Chaker Besbes : Dès que j’ai été arrêté, l’avocate Haifa Abdel Aziz a été chargée de l’affaire pour ma défense. Ensuite, plusieurs avocats ont rejoint, bénévolement, ma cause : Abelsalem Besbes, Ossama Hlel, Salima Khedher, Chaouki Tebib (engagé par la radio Mosaïque FM), Charfeddine Kellil (groupe des 25), Abedessatar Ben Moussa (Président de la Ligue Tunisienne des Droits de l’homme). Il y a plus de 25 avocats qui me soutiennent et que je remercie.
Cela démontre que les avocats sont conscients que cette affaire « a été préparée ». On se demande pourquoi on condamnerait un journaliste dans un temps record, chose qui me rend perplexe, comme si j’avais commis un crime. La loi selon laquelle on m’a condamné est censée (décret 115 de la loi de journalisme) protéger les journalistes.
Je remercie quand même les médias (audiovisuels, papiers et toutes les radios) qui ont parlé de mon procès.

Nawaat: Avez-vous été contacté par des ong ou des défenseurs des droits de l’homme, outre la LTDH ?

Chaker Besbes: Il y a eu l’organisation internationale Reporters sans Frontières , qui m’a de suite contacté et que je remercie. Sa présidente en Tunisie, Olivia Gré, m’a contacté et a fait le nécessaire en établissant un rapport concernant mon affaire. Comme vous le savez, RSF, se trouve dans plus de 55 pays de par le monde, d’où l’importance de ce rapport. De nombreuses organisations m’ont aussi contacté, d’une manière bénévole, entre autres, Abdessatar Ben Moussa qui représente la LTDH.

Il y a eu aussi des partis politiques qui m’ont contacté pour me soutenir mais je ne voulais pas qu’on ‘politise’ ma cause. Certes elle concerne surtout l’opinion publique ainsi que les médias.
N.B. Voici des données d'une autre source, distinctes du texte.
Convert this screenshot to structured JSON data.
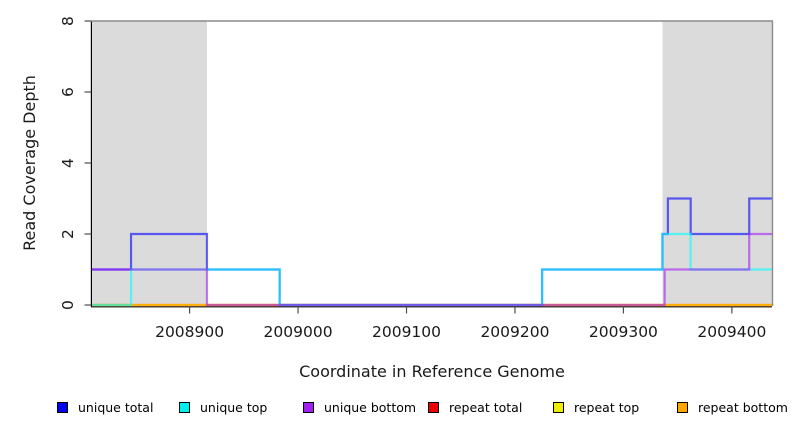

Nawaat: Avez-vous eu un contacte avec le SNJT ? Les avez-vous contacté ou avez-vous été contacté par eux ?

Chaker Besbes : Les journalistes ainsi que le Syndicat national des journalistes tunisiens m’ont soutenu dès qu’ils ont eu connaissance de mon arrêt. Le SG du SNJT, Mongi Khdharaoui m’a contacté en plus de mes collègues journalistes qui étaient en train de couvrir le procès des martyrs au tribunal militaire.
Je remercie aussi l’association des jeunes journalistes était également là pour me soutenir.

Nawaat: Vous avez été sanctionné d’une amende de 200 dinars, quel pourcentage cela représente-t-il de votre salaire ?

Chaker Besbes: Cette question n’est pas importante quoique la somme de 200 dinars soit considérable proportionnellement à mon salaire. Cependant, on est contre la sentence, c’est pour cela que les avocats et moi-même allons passés en cassation car, en vérité à s’attendait à un non-lieu puisque je suis innocent de ce qu’on m’accuse.

Nawaat: Quel a été la réaction de Mosaïque FM vis-à-vis de cette affaire ? Concrètement, quel soutien aviez-vous eu de la part de la direction de la radio privée Mosaïque FM ?

Chaker Besbes: Tous les journalistes à la radio m’ont soutenu ainsi que le directeur et le rédacteur en chef qui ont réagi depuis le début de cette affaire. Ils essayent tous de m’aider. Concrètement, la radio a engagé l’avocat Chokri Tebib pour assurer ma défense outre les avocats qui m’ont soutenu d’une façon bénévole.